Power provider Entergy wants the Nuclear Regulatory Commission to reserve the right to issue regulatory exemptions at nuclear power plants undergoing decommissioning.
That’s one of the suggestions the operator of the Vermont Yankee, James A. FitzPatrick, and Pilgrim plants made in its letter to the NRC at the conclusion of the agency’s public comment period on its 2019 decommissioning rulemaking. The rulemaking effort is an attempt to improve the regulatory process for decommissioning plants, with particular focus on reducing the need for regulatory exemptions for these sites.
An NRC-granted safety exemption will take effect at Vermont Yankee on April 15, reducing the plant’s 10-mile emergency planning radius to within the site’s boundaries. State officials have argued against the exemption because spent fuel at the plant has not yet been completely transferred from wet to dry storage, among other reasons.
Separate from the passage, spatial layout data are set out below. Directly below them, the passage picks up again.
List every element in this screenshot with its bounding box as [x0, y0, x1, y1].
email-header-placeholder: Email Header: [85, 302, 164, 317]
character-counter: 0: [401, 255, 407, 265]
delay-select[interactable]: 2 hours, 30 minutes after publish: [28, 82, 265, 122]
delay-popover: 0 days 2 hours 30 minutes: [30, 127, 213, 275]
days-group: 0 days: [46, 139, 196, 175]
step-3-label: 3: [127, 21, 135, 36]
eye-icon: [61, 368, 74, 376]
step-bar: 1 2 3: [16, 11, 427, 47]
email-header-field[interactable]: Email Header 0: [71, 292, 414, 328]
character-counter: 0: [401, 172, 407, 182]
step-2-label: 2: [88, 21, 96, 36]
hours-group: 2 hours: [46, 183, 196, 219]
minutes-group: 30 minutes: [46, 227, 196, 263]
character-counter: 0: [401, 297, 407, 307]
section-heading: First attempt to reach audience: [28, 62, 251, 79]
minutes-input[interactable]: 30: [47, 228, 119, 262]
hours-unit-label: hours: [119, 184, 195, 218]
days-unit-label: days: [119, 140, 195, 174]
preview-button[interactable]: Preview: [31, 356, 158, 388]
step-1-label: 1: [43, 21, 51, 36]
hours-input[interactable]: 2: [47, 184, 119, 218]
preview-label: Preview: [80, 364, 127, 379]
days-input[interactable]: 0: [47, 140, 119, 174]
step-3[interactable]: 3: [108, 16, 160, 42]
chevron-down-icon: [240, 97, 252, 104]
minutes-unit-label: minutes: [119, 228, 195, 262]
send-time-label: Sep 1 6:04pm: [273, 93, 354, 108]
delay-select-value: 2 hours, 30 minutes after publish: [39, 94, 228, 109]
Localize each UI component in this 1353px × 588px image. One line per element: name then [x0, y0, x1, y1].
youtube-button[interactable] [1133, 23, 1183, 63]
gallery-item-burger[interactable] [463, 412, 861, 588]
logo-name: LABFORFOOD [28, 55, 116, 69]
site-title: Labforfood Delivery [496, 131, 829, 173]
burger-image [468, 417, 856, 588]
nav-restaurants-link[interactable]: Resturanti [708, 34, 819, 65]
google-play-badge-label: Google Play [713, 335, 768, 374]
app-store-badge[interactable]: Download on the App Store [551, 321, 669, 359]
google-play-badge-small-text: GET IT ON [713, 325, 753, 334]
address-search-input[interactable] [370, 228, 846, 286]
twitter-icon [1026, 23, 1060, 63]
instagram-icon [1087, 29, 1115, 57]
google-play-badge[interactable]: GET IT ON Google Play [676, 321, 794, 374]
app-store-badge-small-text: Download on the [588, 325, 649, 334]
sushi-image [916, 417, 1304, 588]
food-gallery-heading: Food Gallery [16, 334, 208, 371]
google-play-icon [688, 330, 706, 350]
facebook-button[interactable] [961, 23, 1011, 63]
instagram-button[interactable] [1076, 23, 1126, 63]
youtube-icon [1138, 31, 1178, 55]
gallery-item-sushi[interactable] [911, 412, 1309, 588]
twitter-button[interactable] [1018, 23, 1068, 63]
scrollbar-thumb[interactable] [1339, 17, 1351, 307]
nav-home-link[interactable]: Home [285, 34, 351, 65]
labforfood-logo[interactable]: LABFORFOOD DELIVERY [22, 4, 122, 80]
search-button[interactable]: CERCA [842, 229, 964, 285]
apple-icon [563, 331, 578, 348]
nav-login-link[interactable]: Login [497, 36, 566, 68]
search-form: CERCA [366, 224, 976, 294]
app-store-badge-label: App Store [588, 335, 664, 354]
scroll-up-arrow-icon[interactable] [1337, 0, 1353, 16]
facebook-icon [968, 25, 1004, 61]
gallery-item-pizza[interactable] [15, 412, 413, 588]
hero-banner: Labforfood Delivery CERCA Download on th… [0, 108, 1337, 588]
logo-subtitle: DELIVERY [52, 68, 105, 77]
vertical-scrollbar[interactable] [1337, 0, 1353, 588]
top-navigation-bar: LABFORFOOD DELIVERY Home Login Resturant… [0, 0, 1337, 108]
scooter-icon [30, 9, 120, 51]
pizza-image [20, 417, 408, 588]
“The exemption process is an established part of the NRC regulatory framework, and allows for appropriate consideration of the reduced risks of permanently shut down and defueled reactors as compared to operating reactors,” Entergy Vice President of Nuclear Decommissioning Steven Scheurich wrote in a letter Friday, the day the public comment period ended.
The letter states that the comments are consistent with remarks from the Nuclear Energy Institute, an organization that provides industry perspective to the federal government on legislative and regulatory issues.
NRC has received a total of 127 comments so far on the rulemaking.